Sentence Alignment Step

- Overview
- Parameters

If you are using an Okapi Tool after the M9 release, you should be using the wiki online help:
http://www.opentag.com/okapi/wiki/index.php?title=Sentence_Alignment_Step

Overview

This step aligns the sentences of each text unit from two documents.

Takes: Filter events
Sends: Filter events

Currently the events sends by this step are the same as the events it received (and not the generated aligned text units). This will be implemented in a future version.
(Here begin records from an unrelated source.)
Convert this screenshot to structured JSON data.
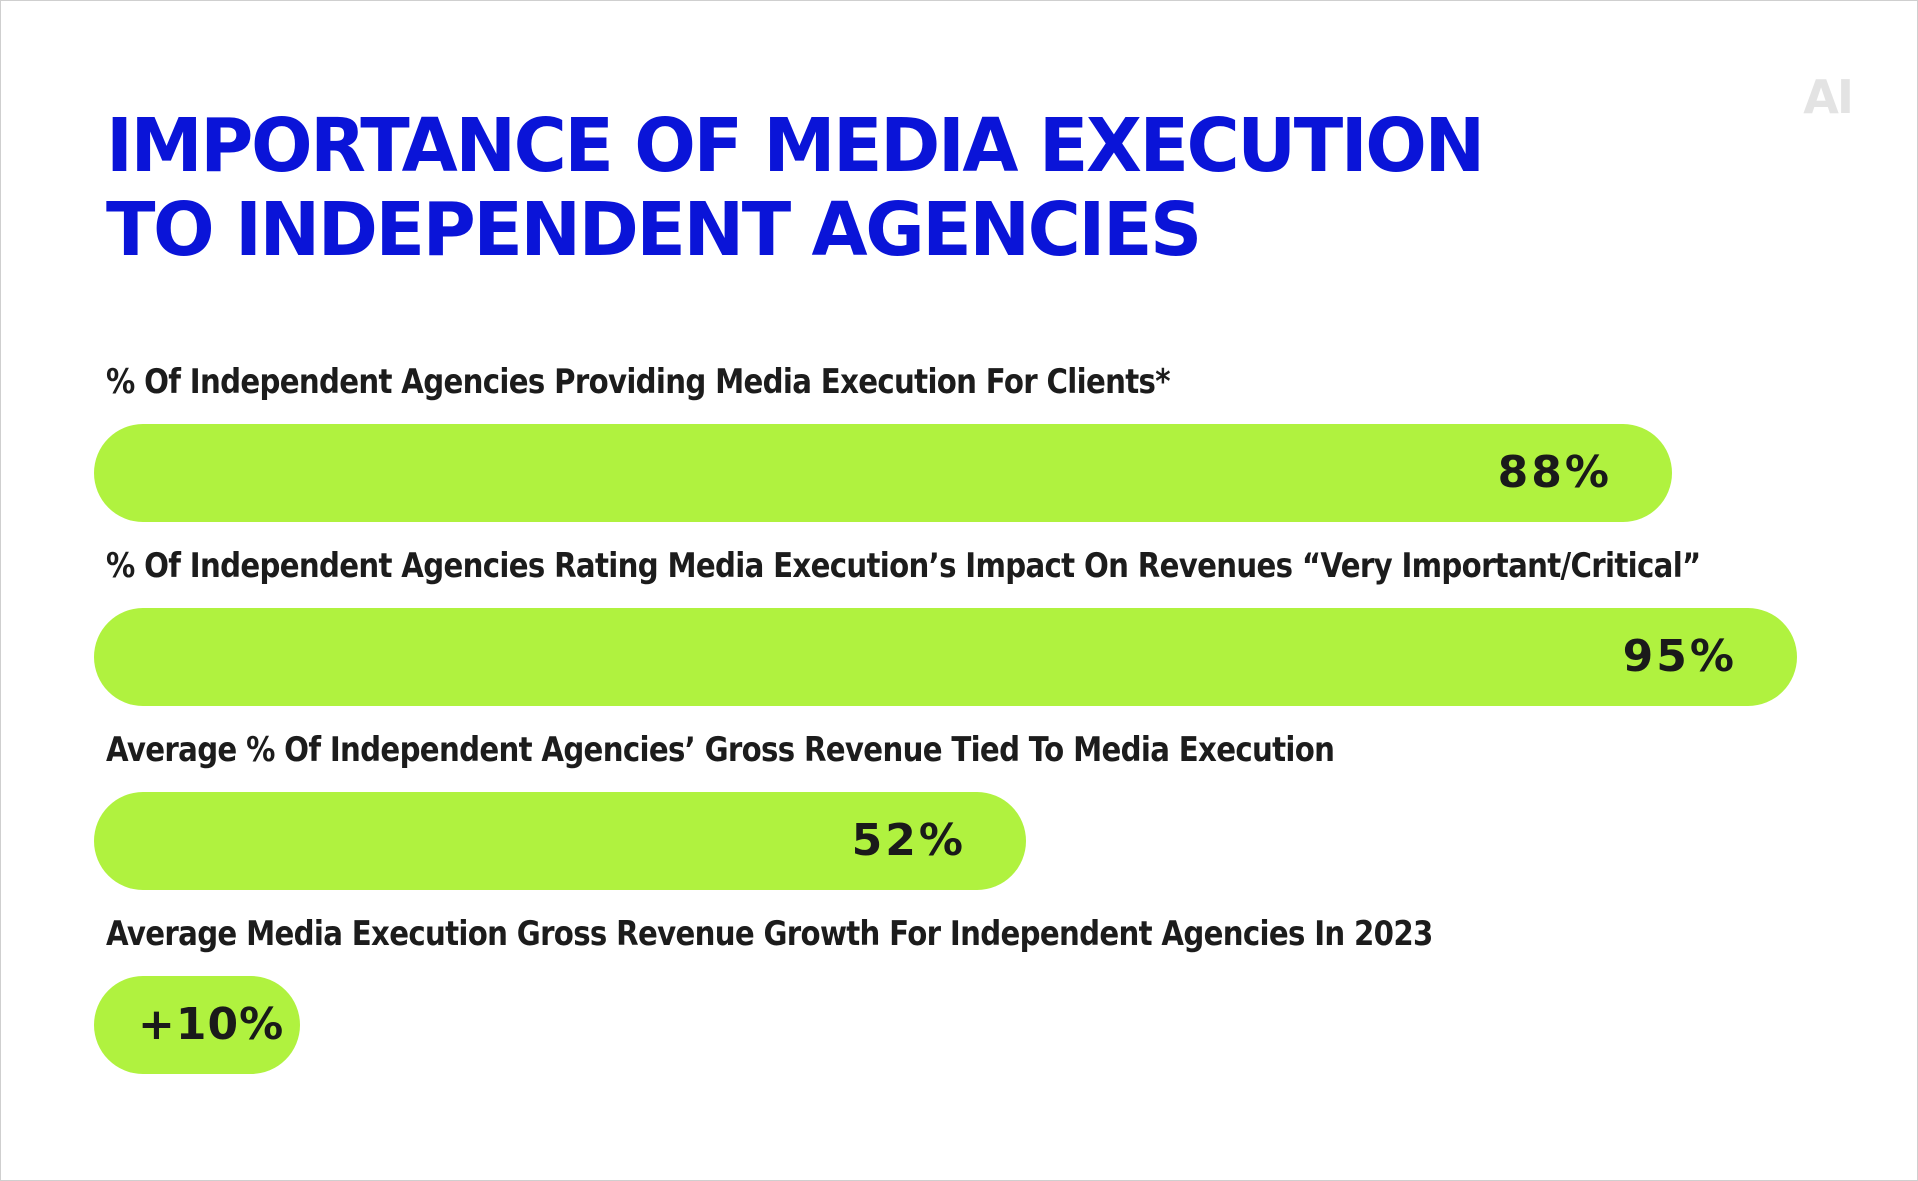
{
  "logo": "AI",
  "title": "IMPORTANCE OF MEDIA EXECUTION TO INDEPENDENT AGENCIES",
  "colors": {
    "title": "#0a14d8",
    "bar": "#b0f23f",
    "label": "#1c1c1c"
  },
  "chart_data": {
    "type": "bar",
    "orientation": "horizontal",
    "title": "IMPORTANCE OF MEDIA EXECUTION TO INDEPENDENT AGENCIES",
    "categories": [
      "% Of Independent Agencies Providing Media Execution For Clients*",
      "% Of Independent Agencies Rating Media Execution’s Impact On Revenues “Very Important/Critical”",
      "Average % Of Independent Agencies’ Gross Revenue Tied To Media Execution",
      "Average Media Execution Gross Revenue Growth For Independent Agencies In 2023"
    ],
    "values": [
      88,
      95,
      52,
      10
    ],
    "value_labels": [
      "88%",
      "95%",
      "52%",
      "+10%"
    ],
    "xlim": [
      0,
      100
    ],
    "grid": false,
    "legend": "none"
  }
}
Text units from the source and target documents must be perfectly synchronized (aligned). For example, if the source document has more text units than the target document an error will be generated. The step segments both source and target text units as they are processed using an internal SRX file. In future versions the segmentation rules will be configurable.

The aligner algorithm takes the sentences in the source and target TextUnits and finds the best possible alignment based on the character lengths of the sentences. Internal parameters take into account that some languages translate into fewer (or more) characters. Possible match types produced are: 1-1, 2-1, 1-2, 0-1, 1-0, 2-0, 2-3, 3-2 etc.

Entries set as non-translatable are not processed.

Parameters

Generate the following TMX document -- Set this option to generate a TMX files with the aligned entries.

Enter the directory of the TMX document to generate. If the file already exists it will be overwritten.

Segment the source content -- Set this option to segment the source content before trying to align it. If this option is not set the content is expected to be already segmented. If this option is set and the content is already segmented, the existing segmentation will be reset to the new one.

Use custom source segmentation rules -- Set this option to use a specified SRX file for segmenting the source. If this option is not set, and segmentation is required, the default rules are used.

Enter the full path of the SRX file to use for segmenting the source.

Segment the target content -- Set this option to segment the target content before trying to align it. If this option is not set the content is expected to be already segmented. If this option is set and the content is already segmented, the existing segmentation will be reset to the new one.

Use custom target segmentation rules -- Set this option to use a specified SRX file for segmenting the target. If this option is not set, and segmentation is required, the default rules are used.

Enter the full path of the SRX file to use for segmenting the target.